Los avances en medicina crítica han mejorado de forma sustancial la supervivencia de pacientes críticamente enfermos gracias al uso de tecnologías de soporte vital y monitoreo continuo. Sin embargo, esta mayor sobrevida ha puesto de manifiesto un nuevo reto clínico: las secuelas persistentes tras el egreso de la unidad de cuidados intensivos (UCI), agrupadas en el denominado síndrome post-UCI (SPUCI) o Post-Intensive Care Syndrome (PICS).1,2

El SPUCI comprende alteraciones en tres dominios principales: físico, cognitivo y psicológico.3,4 La debilidad muscular adquirida en UCI puede afectar hasta a la mitad de los pacientes con estancias prolongadas y se asocia con limitaciones funcionales duraderas.2,5 El deterioro cognitivo, presente en 30-80% de los sobrevivientes, involucra memoria, atención y funciones ejecutivas, con un impacto comparable al de la demencia leve.6 En el ámbito psicológico, síntomas de ansiedad, depresión y estrés postraumático afectan la reintegración social, familiar y laboral, comprometiendo la calidad de vida.3,4,7,8

Su etiología es multifactorial e involucra factores como inmovilidad prolongada, sedación profunda, delirium, ventilación mecánica extendida e inflamación sistémica.2,6,9 A pesar de la magnitud del problema, persiste la falta de protocolos estandarizados de seguimiento, situación más marcada en contextos con recursos limitados, como ocurre en gran parte de América Latina.10

En respuesta, se han desarrollado iniciativas internacionales, como las Clínicas Post-UCI promovidas por la Society of Critical Care Medicine, con resultados positivos en rehabilitación y reducción de rehospitalizaciones.11,12 Sin embargo, en México la experiencia sigue siendo incipiente y no existe un modelo formalmente establecido.1,13

El objetivo principal de este estudio fue determinar la incidencia del SPUCI en pacientes adultos egresados de la Unidad de Terapia Intensiva (UTI).



MATERIAL Y MéTODOS

Estudio observacional, prospectivo y descriptivo, con componente analítico. El periodo de reclutamiento se extendió de abril a agosto de 2025. Se incluyeron de manera consecutiva pacientes mayores de 18 años con estancia mínima de 48 horas en la UCI y egreso con vida, capaces de responder evaluaciones cognitivas por sí mismos o con acompañante en caso de limitaciones físicas. Se excluyeron aquellos con antecedentes de deterioro neurocognitivo severo o trastornos psiquiátricos graves, imposibilidad para entrevistas (afasia, discapacidad sensorial sin apoyo) o condición terminal.

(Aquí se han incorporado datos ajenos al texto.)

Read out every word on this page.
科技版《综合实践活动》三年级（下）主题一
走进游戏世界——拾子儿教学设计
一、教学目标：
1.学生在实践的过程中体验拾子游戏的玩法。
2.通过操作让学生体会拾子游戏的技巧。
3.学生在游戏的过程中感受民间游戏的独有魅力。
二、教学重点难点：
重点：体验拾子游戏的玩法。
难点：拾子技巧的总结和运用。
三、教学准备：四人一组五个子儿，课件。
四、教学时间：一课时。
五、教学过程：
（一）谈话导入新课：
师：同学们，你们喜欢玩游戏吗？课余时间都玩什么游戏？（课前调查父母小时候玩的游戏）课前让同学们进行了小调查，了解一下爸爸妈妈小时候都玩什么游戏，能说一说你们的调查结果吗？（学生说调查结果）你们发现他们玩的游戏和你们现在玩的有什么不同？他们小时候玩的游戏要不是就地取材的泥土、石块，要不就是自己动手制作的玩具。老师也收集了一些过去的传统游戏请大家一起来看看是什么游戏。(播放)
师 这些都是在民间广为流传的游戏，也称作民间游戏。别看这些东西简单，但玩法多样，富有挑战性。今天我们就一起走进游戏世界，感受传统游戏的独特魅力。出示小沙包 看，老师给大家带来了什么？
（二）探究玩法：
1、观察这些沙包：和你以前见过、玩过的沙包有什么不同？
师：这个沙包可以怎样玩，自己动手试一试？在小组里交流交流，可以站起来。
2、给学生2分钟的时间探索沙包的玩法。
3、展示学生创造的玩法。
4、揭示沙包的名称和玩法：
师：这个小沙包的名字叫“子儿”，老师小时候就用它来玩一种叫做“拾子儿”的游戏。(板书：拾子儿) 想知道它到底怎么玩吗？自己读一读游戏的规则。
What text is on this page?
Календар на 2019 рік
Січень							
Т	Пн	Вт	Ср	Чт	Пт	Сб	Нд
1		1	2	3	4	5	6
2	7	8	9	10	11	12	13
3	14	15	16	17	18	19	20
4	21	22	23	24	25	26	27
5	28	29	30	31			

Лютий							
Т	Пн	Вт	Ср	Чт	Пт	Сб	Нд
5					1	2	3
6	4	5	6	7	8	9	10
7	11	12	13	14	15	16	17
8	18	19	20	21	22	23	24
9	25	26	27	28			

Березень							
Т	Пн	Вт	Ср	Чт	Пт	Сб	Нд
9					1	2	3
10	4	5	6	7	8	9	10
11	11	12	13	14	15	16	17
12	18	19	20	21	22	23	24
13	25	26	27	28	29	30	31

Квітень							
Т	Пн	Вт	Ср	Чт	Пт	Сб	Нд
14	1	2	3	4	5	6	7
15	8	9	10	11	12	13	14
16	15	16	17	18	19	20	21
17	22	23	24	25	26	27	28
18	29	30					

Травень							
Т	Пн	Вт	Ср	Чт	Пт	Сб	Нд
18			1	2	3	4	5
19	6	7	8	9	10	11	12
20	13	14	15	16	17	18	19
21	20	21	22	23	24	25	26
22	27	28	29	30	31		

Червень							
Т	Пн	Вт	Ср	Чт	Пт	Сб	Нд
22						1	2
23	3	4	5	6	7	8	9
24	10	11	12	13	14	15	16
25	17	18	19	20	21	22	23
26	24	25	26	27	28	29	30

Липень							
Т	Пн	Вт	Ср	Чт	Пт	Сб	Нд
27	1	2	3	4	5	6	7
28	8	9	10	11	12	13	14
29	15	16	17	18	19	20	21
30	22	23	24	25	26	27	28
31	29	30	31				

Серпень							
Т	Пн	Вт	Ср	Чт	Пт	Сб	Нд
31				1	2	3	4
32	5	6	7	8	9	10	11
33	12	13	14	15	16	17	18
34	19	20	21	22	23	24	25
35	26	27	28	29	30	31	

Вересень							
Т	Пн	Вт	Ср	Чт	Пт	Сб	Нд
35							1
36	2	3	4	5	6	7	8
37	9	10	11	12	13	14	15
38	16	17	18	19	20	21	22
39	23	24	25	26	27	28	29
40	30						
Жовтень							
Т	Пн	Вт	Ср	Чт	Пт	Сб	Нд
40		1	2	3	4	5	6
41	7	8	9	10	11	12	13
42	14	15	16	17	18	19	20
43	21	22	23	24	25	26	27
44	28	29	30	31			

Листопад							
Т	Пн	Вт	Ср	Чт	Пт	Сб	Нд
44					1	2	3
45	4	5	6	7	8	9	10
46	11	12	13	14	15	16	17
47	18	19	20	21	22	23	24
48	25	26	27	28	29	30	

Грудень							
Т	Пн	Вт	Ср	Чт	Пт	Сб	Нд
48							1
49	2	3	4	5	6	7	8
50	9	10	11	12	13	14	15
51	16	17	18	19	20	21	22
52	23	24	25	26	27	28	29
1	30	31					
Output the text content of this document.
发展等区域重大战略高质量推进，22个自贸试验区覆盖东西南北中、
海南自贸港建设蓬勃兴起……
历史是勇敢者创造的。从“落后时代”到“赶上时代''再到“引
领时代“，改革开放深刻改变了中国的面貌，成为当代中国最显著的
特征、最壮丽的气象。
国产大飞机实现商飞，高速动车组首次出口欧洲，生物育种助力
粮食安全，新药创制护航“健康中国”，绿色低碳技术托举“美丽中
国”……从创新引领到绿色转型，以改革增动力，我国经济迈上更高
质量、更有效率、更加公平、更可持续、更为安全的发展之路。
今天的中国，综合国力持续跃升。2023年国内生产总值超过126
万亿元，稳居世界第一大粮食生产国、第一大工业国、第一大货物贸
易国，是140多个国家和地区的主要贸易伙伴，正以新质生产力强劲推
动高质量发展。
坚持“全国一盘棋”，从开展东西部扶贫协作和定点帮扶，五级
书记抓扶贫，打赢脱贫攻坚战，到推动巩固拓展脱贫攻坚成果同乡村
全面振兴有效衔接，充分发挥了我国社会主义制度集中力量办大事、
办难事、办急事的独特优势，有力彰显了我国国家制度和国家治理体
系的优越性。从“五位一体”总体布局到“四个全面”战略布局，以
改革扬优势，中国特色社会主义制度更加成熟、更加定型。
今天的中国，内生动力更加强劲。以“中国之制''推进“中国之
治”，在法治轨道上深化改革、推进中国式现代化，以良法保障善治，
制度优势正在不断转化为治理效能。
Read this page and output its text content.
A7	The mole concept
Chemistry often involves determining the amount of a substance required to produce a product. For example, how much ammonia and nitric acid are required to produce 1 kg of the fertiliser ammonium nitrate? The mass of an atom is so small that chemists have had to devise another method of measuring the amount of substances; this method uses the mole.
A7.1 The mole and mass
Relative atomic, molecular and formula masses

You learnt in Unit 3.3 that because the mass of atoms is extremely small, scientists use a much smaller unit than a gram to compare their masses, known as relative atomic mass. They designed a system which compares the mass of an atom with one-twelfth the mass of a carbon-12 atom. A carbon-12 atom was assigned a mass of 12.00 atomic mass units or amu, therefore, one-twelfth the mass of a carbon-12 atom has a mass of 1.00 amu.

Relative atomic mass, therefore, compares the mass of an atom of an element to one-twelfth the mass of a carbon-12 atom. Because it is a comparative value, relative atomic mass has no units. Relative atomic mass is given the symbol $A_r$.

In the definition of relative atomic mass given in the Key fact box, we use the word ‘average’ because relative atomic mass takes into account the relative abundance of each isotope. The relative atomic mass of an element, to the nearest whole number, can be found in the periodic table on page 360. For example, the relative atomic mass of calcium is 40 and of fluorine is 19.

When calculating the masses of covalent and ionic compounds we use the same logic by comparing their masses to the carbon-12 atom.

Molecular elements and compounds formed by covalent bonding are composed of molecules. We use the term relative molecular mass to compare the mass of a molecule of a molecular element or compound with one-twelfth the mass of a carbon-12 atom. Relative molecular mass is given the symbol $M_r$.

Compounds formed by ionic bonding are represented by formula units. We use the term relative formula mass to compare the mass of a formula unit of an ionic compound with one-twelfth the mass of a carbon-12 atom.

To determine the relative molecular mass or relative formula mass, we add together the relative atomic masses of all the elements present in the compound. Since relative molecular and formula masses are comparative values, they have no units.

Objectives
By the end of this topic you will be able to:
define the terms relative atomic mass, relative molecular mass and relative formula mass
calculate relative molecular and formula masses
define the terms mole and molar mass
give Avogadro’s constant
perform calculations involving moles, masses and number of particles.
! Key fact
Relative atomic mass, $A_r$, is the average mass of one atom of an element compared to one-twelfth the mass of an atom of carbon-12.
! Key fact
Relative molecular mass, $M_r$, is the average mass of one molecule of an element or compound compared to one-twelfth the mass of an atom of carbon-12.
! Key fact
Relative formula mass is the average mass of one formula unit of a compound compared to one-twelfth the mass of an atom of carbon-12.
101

La muestra final correspondió a todos los pacientes que cumplieron los criterios de selección durante el periodo señalado. La identificación se realizó mediante censo diario de egresos vivos de la UCI. De los expedientes clínicos se recopilaron variables demográficas y clínicas, incluyendo edad, sexo, diagnóstico de ingreso, comorbilidades, duración de estancia en UCI, necesidad y tiempo de ventilación mecánica, así como uso de vasopresores (Tabla 1).

La evaluación se efectuó entre los cinco y siete días posteriores al egreso, en hospitalización o consulta externa, mediante un tamizaje multidimensional. Se aplicaron la escala de depresión, ansiedad y estrés (DASS-21) para evaluar síntomas emocionales,1,11 la Montreal Cognitive Assessment (MoCA) para función cognitiva global1,14 y la escala Medical Research Council (MRC) para fuerza muscular.1,6 En casos seleccionados, se utilizó la escala hospitalaria de ansiedad y depresión (HADS) como instrumento complementario.

Se definió la presencia del SPUCI cuando el enfermo presentaba al menos una alteración en cualquiera de los dominios evaluados (físico, cognitivo o psicológico), determinada por los siguientes criterios: puntuación < 48 en la escala MRC para fuerza muscular, puntuación < 26 en la MoCA para función cognitiva, o presencia de síntomas de ansiedad, depresión o estrés por encima de los puntos de corte establecidos en la DASS-21.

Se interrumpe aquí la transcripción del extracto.